Customer’s Use of the Service.
- Access and Security Guidelines. Subject to any limitations associated with Customer’s subscription account, Customer may set up User accounts by supplying a unique user identification name and password (“UserID”) to Envio for each User. Users may only access and use the Service with the specific UserID. Customer is responsible to ensure UserIDs are not shared, and that Users retain the confidentiality of their UserIDs. Customer is responsible for any and all activity occurring under the UserIDs associated with Users. Customer will promptly notify Envio of any actual or suspected unauthorized use of the Service. Envio may require that a UserID be replaced at any time.
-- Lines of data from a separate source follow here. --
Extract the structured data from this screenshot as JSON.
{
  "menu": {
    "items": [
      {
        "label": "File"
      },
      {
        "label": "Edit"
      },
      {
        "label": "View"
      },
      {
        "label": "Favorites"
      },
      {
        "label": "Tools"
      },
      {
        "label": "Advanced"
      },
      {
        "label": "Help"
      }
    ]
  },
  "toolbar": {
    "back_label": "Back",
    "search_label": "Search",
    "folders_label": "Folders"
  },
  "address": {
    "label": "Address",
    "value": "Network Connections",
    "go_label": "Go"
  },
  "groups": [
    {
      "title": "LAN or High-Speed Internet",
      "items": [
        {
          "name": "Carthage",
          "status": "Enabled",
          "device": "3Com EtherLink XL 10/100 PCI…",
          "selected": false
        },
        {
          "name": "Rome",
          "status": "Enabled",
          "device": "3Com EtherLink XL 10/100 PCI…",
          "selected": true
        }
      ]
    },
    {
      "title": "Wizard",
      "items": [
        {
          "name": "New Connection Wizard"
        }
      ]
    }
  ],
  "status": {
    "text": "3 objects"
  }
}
- Customer Responsibilities and Restrictions. Customer will, at all times, comply with all applicable local, state, federal, foreign, and privacy laws, including PIPEDA, in using the Service. Without limiting the generality of Section 3.1, Customer agrees that Customer will not, and will not permit any person, including without limitation the Users, to:
- use the Service other than as permitted by this Agreement;
use the Service to violate, infringe or appropriate any person’s privacy rights, publicity rights, defamation rights, intellectual property rights, proprietary rights, contractual rights or any other legal right;
- use the Service to upload, collect, transmit, store, use or process, or ask Envio to obtain from third parties, any data: (i) that Customer does not have the lawful right to copy, transmit, distribute and display (including any Customer Data that would violate any confidentiality or fiduciary obligations that Customer might have with respect to the Customer Data); or (ii) for which Customer does not have the consent or permission from the owner of any Personal Information contained therein;
- use the Service in a manner that is misleading, deceptive or fraudulent or otherwise illegal or promotes illegal activities, including engaging in phishing or otherwise obtaining financial or other Personal Information in a misleading manner or for fraudulent or misleading purposes;
- use the Service in a manner that is libelous or defamatory, harmful to minors in any way, or that is otherwise threatening, abusive, violent, harassing, malicious or harmful to any person or entity, or is invasive of another’s privacy;
- use the Service in a manner that is hateful or discriminatory based on race, colour, sex, religion, nationality, ethnic or national origin, marital status, disability, sexual orientation or age or is otherwise objectionable, as reasonably determined by Envio;
- use the Service to impersonate a Envio employee, or any other person, or falsely state or otherwise misrepresent your affiliation with any person or entity;
- sublicense or transfer any of Customer’s rights under this Agreement, except as otherwise provided in this Agreement, or otherwise use the Service for the benefit of a third party or to operate a service bureau;
- copy, modify, alter, change, translate, decrypt, obtain or extract the source code of, create derivative works from, reverse engineer, reverse assemble, decompile, disassemble or reverse compile any part of the Service;
- use or launch any automated system, including without limitation any “robot” or “spider” that accesses the Service; or
- interfere with, or attempt to interfere with, the Service, the System or any other networks or services connected to the Service, whether through the use of viruses, bots, worms or any other computer code, file or program that interrupts, destroys or limits the functionality of any computer software or hardware.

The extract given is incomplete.